After the ice cap they sailed north up the Chilean coastline, on through the Panama Canal, reaching Lymington on July 9th, 1956, a year and a day from setting out.  ‘I will not pretend that at all times throughout this 20,000 mile voyage we were a band of brothers. But we were old enough or sensible enough to bear and forbear, and to put the ship and the enterprise in hand before our own feelings,’ Bill wrote. It stands as his manifesto:  to sailing and to crew. 

He achieved this happy state a few times on other voyages, but this first epic expedition, for which he won the Royal Cruising Club Goldsmith Award for deep water voyaging, remains an unalloyed triumph in all senses.  Bill went to the far south again:  in 1957/58 circumnavigating Africa; in 1959/60 getting to the Crozets in the Southern Ocean.  He then turned north, to Greenland in four consecutive voyages. His choice of Greenland was severely practical – it was so much closer and crews would be willing to sail for a summer rather more than they would for a whole year or more.

In fact, Bill sailed to the far south two more times, once with a group of Australians to Heard Island, once on his own account to Smith Island, on a voyage which saw one crew member lost overboard and an increasingly desperate situation with his remaining crew.  That was in 1966. From then on Bill only voyaged north.

The loss of Mischief off Jan Mayen island affected Bill badly. Rationally, at 70, he should have drawn a line under his sailing career at this point. He found he couldn’t, so he came home and bought another Bristol pilot cutter, Sea Breeze, which he sailed to Greenland four more times before she hit a rock in Sermilik Fjord  in 1972 and sank.  The following year he bought his third cutter, Baroque (still afloat). With her he made his last trips north.  In 1977, quite badly ill, and with a crew who genuinely believed he was incapable of making rational decisions, Baroque finally arrived in Reykavik.  There Bill was forced to give up and fly home.  Baroque was eventually sailed to Lymington the following year and laid up.

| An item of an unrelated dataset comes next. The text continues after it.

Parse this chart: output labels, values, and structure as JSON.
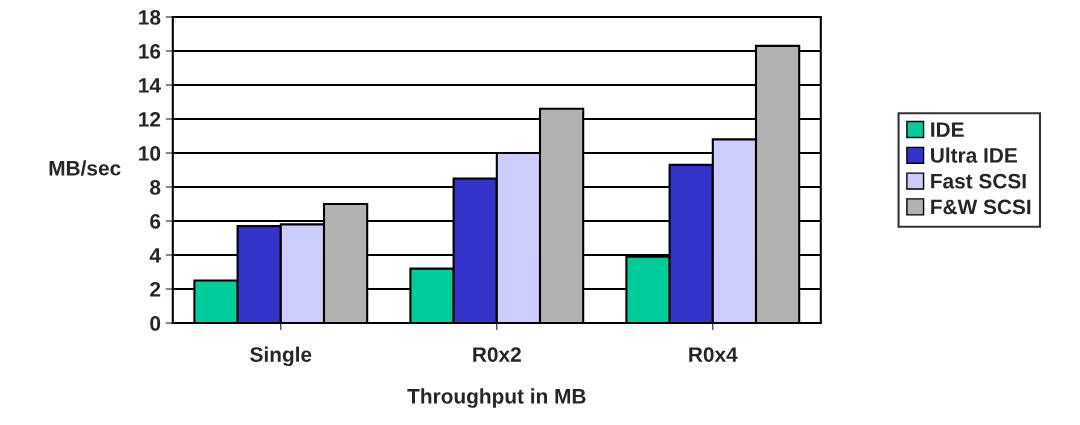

It was a sad end to an extraordinary sailing career which had, in the end, gone on far too long. Bill blamed his crew quoting Conrad: ‘Ships are all right, it’s the men in them’.  It was too harsh a judgement and, having wrote this, his last published words pull back from the brink of unkindness by quoting a poem by Humber Wolfe which ends:

                                    where the ships of youth are running

                                    close-hauled on the edge of the wind,

                                    with all adventure before them

                                    and only the old behind

This was not quite the end to a career of exploration in mountains and across oceans, spanning nearly fifty years.  In 1977 Bill was asked to go on a voyage to Smith Island with a young and largely inexperienced crew, whose skipper had been inspired by sailing with Bill some years before.  The vessel chosen was a tug-to-yacht conversion, En Avant.  He felt obliged to say yes, in the end, although we can only speculate that he knew, one way or the other, that he would not be coming back.

En Avant left Rio on November 1st.  Bill had written home to a friend before they left: ‘The gear is too heavy for me and I find it difficult getting about the wide deck with nothing to hang on to. Still it would have been a mistake to refuse Simon’s pressing invitation.’

Bill Tilman was a stoic; he expected the same from others. No doubt death, when it came would be seen by him as a door opening on a new adventure, not closing on one. He was a romantic, witty, clever man who might have lived a very different life had it not been for the carnage of Flanders. Pam Davis, his niece, said he was the embodiment of Rudyard Kipling’s poem ‘If…’ In other mouths that would be a cliché but she was a Tilman through and through and, from her, it stands out, like a pennant in a stiff ocean breeze, hard and true.